Midwest Banc Holdings Inc. in Melrose Park, Ill., said credit quality continued to deteriorate at its subsidiary bank in the fourth quarter, and warned the bank's capital ratios are expected to fall from a well-capitalized level at the end of the third quarter to undercapitalized for the fourth quarter.
The announcement was made in an updated prospectus filed with the Securities and Exchange Commission, where the $3.5 billion-asset company is offering to exchange depositary shares for common shares.
Midwest has been working to beef up capital by converting more of its outstanding securities to common shares, notably preferred shares issued to the Treasury Department under the Troubled Asset Relief Program.
Midwest said in December that it was in talks to convert those preferred shares. One condition imposed by the Treasury was that Midwest also convert preferred shares owned by other investors into common ones.
At the end of the third quarter, the company reported a total risk-weighted asset ratio of 7.95%, a Tier 1 risk-weighted ratio of 6.05% and a leverage ratio of 4.15%.
Midwest's subsidiary bank reported a total risk-weighted ratio of 10.17%, a Tier 1 risk-weighted ratio of 8.88% and a leverage ratio of 6.08%.

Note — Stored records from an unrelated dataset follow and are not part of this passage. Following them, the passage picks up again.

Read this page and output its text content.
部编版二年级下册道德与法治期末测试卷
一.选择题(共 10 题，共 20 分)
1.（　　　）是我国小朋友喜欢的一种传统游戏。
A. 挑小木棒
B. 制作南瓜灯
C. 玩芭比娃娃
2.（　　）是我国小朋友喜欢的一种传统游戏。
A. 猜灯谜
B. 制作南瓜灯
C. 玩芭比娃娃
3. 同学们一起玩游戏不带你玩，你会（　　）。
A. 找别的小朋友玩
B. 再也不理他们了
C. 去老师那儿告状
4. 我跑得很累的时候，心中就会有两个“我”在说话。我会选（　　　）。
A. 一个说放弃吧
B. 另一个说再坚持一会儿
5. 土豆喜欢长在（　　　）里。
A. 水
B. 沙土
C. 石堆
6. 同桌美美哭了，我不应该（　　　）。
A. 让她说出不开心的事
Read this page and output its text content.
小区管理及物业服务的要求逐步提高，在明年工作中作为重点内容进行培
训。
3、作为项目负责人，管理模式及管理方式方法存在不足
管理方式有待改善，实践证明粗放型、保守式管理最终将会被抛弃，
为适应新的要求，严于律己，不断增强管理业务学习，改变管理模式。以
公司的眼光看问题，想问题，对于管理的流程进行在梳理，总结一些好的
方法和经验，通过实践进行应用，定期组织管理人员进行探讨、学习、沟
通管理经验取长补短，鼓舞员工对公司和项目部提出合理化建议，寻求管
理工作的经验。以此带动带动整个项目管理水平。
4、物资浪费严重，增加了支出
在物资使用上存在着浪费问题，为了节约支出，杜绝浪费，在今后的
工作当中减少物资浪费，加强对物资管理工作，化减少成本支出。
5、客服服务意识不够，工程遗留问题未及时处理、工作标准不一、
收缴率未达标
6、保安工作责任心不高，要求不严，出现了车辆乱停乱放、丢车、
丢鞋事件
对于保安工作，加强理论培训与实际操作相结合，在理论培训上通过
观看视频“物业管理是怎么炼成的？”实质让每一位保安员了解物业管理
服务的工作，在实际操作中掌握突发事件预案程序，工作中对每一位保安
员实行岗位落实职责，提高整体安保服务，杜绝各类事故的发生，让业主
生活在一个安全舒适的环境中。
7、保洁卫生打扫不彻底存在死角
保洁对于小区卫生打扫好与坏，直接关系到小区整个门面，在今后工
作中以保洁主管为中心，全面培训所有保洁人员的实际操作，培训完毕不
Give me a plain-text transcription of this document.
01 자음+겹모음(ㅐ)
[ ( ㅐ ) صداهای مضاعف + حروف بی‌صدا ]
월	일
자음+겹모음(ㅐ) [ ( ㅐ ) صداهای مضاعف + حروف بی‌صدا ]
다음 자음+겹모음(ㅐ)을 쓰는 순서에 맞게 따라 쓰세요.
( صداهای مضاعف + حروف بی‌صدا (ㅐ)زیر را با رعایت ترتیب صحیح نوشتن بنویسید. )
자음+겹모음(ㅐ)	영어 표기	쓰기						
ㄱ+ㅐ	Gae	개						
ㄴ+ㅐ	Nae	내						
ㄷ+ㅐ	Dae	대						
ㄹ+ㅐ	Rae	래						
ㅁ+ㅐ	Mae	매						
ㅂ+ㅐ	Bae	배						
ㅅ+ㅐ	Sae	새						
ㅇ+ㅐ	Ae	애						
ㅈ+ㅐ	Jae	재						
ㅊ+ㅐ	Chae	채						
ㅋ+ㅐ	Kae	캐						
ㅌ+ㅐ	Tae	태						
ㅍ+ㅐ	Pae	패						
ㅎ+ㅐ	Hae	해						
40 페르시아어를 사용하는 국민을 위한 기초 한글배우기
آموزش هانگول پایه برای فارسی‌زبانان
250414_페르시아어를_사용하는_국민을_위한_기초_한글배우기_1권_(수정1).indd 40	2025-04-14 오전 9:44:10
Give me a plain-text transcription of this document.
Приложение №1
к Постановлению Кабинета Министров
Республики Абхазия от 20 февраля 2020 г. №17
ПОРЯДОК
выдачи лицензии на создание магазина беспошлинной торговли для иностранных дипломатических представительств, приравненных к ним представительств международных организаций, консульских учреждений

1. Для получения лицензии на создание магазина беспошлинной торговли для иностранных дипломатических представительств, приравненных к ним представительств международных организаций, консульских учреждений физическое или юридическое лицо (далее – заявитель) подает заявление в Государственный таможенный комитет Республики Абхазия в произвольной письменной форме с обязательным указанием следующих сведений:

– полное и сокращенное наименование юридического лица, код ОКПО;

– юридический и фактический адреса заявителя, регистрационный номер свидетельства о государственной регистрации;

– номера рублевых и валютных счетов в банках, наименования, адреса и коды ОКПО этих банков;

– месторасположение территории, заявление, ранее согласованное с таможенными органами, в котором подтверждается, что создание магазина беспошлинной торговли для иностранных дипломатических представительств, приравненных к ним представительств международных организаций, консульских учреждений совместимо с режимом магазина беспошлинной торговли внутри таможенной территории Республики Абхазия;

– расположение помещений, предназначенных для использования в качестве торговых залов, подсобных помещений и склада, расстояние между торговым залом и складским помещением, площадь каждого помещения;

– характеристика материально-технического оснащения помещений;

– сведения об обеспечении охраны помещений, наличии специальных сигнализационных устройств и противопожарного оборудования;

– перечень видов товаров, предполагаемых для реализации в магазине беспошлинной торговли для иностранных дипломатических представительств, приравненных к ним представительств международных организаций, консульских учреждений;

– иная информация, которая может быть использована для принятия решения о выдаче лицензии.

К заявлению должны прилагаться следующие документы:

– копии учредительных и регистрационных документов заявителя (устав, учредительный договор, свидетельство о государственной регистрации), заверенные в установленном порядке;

For the third quarter, Midwest reported a $41 million loss, down 74% from a year earlier. For the first three quarters of last year, Midwest lost $123 million.
On Dec. 18, Midwest and its subsidiary bank entered into an agreement with the Federal Reserve and the Illinois Division of Banking.
Among the terms of the order, they must address capital and asset quality.
Filings with the SEC also noted that if Midwest does not fulfill its capital requirements a receiver could be named.